Amiante: nouvelle plainte contre le centre d'enfouissement technique de Monceau-sur-Sambre

Les riverains du centre d'enfouissement technique de Monceau-sur-Sambre ont déposé une nouvelle plainte au parquet de Charleroi.
Les riverains du centre d'enfouissement technique de Monceau-sur-Sambre ont déposé une nouvelle plainte au parquet de Charleroi. - © RTBF

Les riverains du CET, le centre d'enfouissement technique de Monceau-sur-Sambre, ont déposé une nouvelle plainte au parquet de Charleroi. Avec leur association, ils ont réalisé de nouvelles photos qui, selon eux, montrent que les sacs, les "big bags", qui contiennent de l'amiante, ne sont pas manipulés avec toute les précautions nécessaires. Un sujet qui s'est invité au conseil communal de Charleroi lundi soir.

Écolo et le cdH ont relayé les nouvelles inquiétudes des riverains qui se battent contre ce CET depuis des années, dénonçant (photos à l'appui) le traitement et le conditionnement de ces sacs d'amiante.

"Chaque fois qu’on émet des conditions pour protéger les riverains contre les dangers de l’amiante, on se rend compte qu’elles ne sont pas respectées par l’exploitant, déclare Xavier Desgain, conseiller communal Écolo. A un moment, il faut arrêter le jeu ! Aujourd’hui, le risque est que le CET est quasiment la seule décharge encore en activité en Wallonie. Résultat: on y ramène toutes les crasses (…) Oui, les contrôles ne montrent rien mais lorsque les riverains parviennent à prendre des photos, on constate que les "big bags" contenant des plaques d’amiante sont déchirés!"

Et c'est là tout le problème : les analyses, elles, ne montrent rien de particulier. Pourtant, depuis 2008, l'exploitant du site est tenu de faire réaliser des analyses tous les mois ou tous les trois mois par des laboratoires indépendants (qualité de l'air, stabilité du sol). Il y a aussi chaque année des audits environnementaux, des inspections de la police de l'environnement.

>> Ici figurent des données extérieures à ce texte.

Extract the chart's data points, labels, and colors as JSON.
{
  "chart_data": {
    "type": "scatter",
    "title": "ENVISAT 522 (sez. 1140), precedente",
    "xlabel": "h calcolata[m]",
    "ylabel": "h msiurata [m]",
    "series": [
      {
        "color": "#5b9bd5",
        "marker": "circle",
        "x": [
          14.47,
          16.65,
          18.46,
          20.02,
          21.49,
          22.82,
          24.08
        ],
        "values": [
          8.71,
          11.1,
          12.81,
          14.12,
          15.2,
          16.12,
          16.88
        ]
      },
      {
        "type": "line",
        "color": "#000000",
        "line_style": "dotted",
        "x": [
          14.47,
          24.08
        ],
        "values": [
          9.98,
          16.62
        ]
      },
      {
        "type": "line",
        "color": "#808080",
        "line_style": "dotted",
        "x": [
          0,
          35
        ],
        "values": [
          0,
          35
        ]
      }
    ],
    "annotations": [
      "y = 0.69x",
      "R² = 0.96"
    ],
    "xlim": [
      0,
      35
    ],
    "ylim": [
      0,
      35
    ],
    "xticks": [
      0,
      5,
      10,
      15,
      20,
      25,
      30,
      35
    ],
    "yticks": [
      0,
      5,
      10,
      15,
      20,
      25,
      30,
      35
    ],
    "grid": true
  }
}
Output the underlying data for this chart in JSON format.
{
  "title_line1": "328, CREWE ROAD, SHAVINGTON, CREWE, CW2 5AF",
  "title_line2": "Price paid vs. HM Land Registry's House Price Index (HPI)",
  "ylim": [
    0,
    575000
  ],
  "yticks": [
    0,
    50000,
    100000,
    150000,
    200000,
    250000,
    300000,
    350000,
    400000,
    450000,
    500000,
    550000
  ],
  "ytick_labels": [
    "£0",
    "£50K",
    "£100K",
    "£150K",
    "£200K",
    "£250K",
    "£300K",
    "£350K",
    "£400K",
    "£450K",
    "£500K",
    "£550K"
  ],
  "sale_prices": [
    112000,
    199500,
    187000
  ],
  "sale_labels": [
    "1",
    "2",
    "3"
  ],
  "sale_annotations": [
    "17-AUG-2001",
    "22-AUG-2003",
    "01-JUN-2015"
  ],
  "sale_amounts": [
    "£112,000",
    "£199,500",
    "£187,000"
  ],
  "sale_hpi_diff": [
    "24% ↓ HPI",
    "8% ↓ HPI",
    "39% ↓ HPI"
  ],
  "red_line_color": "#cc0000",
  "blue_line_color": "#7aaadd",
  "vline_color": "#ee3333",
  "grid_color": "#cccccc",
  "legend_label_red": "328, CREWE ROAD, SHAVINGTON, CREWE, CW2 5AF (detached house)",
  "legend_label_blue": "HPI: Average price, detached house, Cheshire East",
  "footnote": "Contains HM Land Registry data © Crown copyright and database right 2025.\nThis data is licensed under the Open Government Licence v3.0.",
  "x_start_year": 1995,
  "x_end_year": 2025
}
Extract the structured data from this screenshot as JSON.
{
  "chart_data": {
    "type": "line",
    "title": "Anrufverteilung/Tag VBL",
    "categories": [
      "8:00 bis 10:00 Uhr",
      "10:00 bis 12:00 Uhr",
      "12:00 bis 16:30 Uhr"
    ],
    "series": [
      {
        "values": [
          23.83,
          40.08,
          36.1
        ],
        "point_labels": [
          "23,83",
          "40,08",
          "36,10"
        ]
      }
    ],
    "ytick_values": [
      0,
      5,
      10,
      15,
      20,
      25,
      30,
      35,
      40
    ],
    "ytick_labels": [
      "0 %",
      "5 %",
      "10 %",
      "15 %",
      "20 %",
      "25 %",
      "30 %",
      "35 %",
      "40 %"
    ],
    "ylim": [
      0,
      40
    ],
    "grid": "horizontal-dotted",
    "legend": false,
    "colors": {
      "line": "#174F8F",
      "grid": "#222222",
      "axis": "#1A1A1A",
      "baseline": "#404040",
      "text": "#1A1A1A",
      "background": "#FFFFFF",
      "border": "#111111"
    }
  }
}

Tous ces rapports sont transmis à la Ville et à la Région wallonne. Et jusqu'à présent, rien d'anormal n’a été constaté.

On verra si l'enquête du parquet de Charleroi aboutit à autre chose. Quant à l'avenir du site, l'exploitant avait demandé un permis pour doubler la capacité d'exploitation. Permis refusé par le ministre Di Antonio (cdH).

La société a introduit un recours devant le Conseil d’État qui ne s'est pas encore prononcé.